Чего же хочет, чего ищет этот главный герой, этот «инаковерец»? Зная логику романтического максимализма, легко догадаться: хочет он мира, устроенного на иных началах, чем наличный, непрерывно оскорбляющий чувство правды и чувство красоты. В нем все диктуется корыстью и выгодой (странно, но власть мирских благ и даже конкретно – власть кошелька мучит певца больше, чем политический диктат и гражданская несвобода, – акцент, характерный скорее для нынешнего времени, чем для вчерашнего), в нем все половинчато и оглядчиво («Гуманитарии») и вместе с тем тяжеловесно и косно («отныне и навек он на себя похож»), в нем технотронная цивилизация занесла пяту над живым естеством («Гимн роботов») и, главное, свободный дух повсюду натыкается на запреты и ловушки, расставленные самодовольными наставниками добропорядочности. (Не следует все-таки забывать, что эти песни сочинялись тогда же, когда по другую сторону Атлантики шла хипповая революция «детей-цветов».)
Но лирика Солянова – не активно-протестантская, а иронически-мечтательная, с метафизической, а не социальной подкладкой.
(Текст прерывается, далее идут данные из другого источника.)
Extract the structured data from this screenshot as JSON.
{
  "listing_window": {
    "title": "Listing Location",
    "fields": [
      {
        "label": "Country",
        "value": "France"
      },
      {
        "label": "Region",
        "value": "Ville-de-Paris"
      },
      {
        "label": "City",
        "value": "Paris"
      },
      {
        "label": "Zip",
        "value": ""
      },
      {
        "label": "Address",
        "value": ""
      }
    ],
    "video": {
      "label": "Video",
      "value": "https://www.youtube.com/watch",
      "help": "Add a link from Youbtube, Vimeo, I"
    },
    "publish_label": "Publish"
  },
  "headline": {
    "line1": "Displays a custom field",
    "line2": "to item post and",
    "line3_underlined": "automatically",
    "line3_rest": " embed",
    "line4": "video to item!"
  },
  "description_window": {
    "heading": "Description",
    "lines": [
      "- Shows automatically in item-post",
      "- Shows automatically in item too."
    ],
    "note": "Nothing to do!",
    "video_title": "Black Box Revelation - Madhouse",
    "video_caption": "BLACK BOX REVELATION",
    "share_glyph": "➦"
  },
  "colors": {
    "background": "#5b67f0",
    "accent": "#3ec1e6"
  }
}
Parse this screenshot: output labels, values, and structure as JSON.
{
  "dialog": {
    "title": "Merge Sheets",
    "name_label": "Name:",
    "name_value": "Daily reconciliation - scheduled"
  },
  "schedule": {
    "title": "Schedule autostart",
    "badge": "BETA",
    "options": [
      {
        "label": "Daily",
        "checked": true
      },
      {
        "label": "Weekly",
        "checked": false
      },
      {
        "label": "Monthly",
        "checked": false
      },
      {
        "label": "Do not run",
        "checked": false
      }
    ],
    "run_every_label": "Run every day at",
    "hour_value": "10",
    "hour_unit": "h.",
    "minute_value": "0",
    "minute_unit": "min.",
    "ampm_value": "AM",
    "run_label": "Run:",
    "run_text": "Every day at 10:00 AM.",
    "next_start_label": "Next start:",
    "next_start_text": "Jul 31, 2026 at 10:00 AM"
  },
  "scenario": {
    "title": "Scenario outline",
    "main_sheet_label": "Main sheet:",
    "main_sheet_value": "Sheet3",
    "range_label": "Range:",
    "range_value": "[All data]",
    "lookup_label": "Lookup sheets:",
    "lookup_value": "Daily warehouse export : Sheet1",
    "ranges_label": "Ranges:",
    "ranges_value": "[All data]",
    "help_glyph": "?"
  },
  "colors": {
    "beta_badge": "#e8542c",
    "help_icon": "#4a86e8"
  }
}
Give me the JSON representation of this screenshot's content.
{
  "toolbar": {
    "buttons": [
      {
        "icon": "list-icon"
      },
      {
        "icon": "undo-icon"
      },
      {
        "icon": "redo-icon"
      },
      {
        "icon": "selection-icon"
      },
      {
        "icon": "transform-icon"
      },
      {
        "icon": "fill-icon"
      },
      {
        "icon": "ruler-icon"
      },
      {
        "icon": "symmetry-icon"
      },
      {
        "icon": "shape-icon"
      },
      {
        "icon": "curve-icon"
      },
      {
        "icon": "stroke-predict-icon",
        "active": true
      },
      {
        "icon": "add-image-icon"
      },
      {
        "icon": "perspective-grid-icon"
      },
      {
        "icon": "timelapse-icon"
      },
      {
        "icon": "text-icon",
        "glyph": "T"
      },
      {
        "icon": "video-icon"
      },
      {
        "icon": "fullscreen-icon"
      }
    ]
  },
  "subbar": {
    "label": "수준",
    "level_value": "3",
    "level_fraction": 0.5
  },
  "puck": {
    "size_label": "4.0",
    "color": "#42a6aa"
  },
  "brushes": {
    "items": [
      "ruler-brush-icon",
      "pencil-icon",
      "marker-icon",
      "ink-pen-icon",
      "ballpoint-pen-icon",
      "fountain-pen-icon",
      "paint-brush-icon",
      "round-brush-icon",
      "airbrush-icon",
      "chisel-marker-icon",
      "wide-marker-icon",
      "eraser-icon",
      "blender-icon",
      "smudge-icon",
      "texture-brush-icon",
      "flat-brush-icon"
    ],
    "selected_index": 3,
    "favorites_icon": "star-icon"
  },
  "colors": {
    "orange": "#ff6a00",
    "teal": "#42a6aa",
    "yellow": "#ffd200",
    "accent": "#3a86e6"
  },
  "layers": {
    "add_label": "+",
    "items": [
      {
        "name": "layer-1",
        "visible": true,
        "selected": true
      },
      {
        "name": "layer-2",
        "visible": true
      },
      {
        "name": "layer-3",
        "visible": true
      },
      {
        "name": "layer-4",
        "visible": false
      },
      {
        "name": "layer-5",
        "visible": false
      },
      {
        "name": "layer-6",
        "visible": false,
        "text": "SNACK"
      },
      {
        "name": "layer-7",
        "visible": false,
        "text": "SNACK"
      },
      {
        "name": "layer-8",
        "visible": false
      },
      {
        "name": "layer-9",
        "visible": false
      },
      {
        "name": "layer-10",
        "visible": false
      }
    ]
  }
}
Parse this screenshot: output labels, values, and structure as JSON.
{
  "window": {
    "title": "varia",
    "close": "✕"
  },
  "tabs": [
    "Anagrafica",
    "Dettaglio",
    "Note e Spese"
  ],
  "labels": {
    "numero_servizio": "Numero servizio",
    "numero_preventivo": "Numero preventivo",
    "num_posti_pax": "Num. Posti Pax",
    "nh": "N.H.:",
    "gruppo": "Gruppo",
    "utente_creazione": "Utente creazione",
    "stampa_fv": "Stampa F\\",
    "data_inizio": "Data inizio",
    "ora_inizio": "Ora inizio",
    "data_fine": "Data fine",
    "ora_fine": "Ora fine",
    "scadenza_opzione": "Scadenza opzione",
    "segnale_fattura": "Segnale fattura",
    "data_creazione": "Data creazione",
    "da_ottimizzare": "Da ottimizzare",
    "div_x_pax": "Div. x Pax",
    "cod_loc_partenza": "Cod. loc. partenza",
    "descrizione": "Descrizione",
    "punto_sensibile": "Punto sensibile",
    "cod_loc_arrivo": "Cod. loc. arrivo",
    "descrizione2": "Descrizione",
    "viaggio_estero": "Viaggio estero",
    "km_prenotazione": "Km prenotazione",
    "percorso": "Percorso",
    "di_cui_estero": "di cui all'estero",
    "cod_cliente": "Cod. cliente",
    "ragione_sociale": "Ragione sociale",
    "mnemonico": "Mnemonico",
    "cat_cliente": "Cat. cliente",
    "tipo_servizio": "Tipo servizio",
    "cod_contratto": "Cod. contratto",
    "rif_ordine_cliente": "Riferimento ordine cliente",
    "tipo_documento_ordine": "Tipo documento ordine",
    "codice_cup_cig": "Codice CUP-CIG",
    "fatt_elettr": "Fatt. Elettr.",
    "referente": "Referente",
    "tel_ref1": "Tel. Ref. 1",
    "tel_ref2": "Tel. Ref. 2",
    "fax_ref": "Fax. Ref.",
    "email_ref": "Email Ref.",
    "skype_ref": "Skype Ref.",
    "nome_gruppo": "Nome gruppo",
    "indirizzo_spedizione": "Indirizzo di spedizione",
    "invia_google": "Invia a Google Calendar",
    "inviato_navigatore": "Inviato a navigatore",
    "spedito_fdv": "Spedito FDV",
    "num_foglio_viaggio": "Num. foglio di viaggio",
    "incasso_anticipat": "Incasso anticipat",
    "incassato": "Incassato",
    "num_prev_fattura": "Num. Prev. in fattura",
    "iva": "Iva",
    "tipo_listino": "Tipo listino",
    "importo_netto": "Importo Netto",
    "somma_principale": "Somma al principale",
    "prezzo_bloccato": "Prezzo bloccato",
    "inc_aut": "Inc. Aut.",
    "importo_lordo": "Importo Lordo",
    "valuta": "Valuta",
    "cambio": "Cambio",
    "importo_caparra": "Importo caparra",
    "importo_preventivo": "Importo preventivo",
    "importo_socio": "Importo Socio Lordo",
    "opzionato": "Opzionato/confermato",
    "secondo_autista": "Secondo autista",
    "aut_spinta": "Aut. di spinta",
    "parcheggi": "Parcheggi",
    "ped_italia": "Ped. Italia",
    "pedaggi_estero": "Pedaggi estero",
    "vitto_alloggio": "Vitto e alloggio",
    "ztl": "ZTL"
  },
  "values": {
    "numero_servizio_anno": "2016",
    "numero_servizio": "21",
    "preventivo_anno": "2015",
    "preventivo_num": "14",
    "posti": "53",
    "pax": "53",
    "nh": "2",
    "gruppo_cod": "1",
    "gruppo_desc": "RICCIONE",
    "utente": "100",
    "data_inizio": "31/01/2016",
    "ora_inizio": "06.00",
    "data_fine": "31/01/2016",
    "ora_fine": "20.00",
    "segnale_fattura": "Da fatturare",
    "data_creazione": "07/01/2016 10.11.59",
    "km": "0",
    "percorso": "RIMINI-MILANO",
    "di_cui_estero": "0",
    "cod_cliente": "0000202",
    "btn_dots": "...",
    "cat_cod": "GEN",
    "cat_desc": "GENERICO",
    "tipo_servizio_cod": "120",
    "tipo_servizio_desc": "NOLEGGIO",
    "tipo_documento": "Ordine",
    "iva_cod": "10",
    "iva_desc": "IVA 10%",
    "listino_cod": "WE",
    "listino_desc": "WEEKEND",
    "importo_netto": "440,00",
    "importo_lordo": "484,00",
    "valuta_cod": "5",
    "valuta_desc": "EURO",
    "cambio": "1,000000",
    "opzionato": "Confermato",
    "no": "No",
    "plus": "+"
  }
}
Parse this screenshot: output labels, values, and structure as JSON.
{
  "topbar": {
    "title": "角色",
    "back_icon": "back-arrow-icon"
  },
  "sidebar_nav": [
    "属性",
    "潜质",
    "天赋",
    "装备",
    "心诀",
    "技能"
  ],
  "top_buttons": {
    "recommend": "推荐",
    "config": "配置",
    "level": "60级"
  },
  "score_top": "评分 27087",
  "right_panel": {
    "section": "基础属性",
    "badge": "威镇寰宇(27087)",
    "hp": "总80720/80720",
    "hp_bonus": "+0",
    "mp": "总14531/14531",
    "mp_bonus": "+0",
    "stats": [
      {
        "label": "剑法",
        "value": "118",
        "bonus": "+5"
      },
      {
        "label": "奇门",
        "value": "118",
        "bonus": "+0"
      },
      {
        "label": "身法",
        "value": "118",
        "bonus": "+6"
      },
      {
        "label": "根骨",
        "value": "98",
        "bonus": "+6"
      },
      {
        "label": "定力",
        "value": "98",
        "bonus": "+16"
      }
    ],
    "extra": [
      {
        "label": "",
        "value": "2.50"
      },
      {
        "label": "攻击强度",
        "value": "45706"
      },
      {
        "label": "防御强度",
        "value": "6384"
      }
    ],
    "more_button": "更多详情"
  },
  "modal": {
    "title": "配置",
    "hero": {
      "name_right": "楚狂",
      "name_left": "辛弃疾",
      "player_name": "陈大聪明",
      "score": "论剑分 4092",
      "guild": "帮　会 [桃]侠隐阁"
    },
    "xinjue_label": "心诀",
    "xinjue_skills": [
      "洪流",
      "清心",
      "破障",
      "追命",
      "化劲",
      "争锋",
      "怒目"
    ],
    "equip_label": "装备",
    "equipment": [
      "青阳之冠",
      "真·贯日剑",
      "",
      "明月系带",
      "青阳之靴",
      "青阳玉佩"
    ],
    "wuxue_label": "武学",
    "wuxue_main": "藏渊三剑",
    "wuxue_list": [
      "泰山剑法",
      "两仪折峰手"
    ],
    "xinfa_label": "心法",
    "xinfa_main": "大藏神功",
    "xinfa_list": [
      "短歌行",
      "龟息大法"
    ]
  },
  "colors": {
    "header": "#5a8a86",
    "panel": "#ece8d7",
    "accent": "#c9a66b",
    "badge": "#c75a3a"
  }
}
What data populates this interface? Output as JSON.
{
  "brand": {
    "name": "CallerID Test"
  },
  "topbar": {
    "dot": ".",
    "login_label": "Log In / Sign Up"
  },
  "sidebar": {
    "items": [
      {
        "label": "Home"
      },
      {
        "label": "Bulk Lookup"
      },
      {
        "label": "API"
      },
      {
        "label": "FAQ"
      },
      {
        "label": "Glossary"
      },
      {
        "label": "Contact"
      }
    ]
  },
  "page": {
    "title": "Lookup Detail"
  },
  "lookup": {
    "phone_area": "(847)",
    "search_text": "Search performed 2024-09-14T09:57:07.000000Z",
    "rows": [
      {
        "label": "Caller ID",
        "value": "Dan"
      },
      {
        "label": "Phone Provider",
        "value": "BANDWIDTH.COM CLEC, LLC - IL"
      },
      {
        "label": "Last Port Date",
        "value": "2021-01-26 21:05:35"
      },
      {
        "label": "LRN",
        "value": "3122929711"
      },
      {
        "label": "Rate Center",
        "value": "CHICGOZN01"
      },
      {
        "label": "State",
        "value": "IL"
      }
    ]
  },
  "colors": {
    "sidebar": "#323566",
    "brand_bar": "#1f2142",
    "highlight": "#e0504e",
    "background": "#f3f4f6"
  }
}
Порывание и бессилие «в другой поверить мир» – ее первичный импульс. Стоическое приятие участи и благожелательность смирившегося сердца как дорога к этому «другому миру» – таковы ее поздние тона, зазвучавшие вместе с русской темой.
Сладка и несбыточна утопия вымечтанного инобытия, куда улетают «на струйке света», куда ускользают сквозь потайную дверцу сказки («Смешная держава»), куда эмигрируют, как на дно морское, и где любовь без условий не придавлена чугунными плитами брака («Садко»). «Я найду себе планету, / Имя нежное ей дам, / Улечу на струйке света, / Не вернусь обратно к вам», – какие детские, ребяческие слова! И особенно сказанные дальше: «Там никто мне не прикажет: / Делай это, делай то…» Ну, можно ли быть таким инфантильным? Можно. Ибо ребенок в каждом из нас до гробовой доски жаждет того же, – а что путь к такой свободе пролегает через крест, в этом убеждаются лишь немногие.
Но утопия своими миражными очертаниями лишь оттеняет сиротство человеческого духа, заблудившегося в безуспешных поисках небесной родины:
Быть может, лишь в набросках пейзажей, где изобразительность по-есенински растворена в певучести, предстает другой образ вселенной – исполненной красоты, тайной нежности, а когда и угрозы; вселенной, не «одинокой», а сущностно связанной с человеком. Таков замечательный «Дождик», дышащий юмористическим восторгом перед свободной стихией, таковы запевы «южной» и «северной» песен, где слово и звук становятся как бы естественным продолжением задумчивого взгляда: «Журчит вода в арыке, / И вишни шелестят, / И тополи, как пики, / Под звездами блестят. / А в ночь идет с Татарки / Невидимый туман. / На тополь месяц яркий / Свисает, как банан»; «Будто сирень в молоке, / Солнце висит над рекою. / В сизом своем армяке / Стужа стоит с клюкою». Обзор в этих ландшафтах всегда космический: где земля с деревьями – там и небо с возженными на нем светилами, и слово «планета», безмерно опошленное в лексиконе советской эпохи, возвращает себе в поэтическом языке Солянова таинственный и древний смысл. А в великолепных «Временах года» четырежды прекрасная земная обитель смягчает горечь вечного странничества и примиряет с неизбежным концом…
И к тому же – юмор, как в прелестной «Рюмочке», – намекающий на относительность наших бед и надежд, улыбкой отзывающийся на извечную комедию ошибок.
И – участливость к любой встречной живой душе, будь то человек с его запутанной земной судьбой или смешная четвероногая тварь; конкретная участливость, несмотря на абстрактную обиду, адресованную Богу и Миру.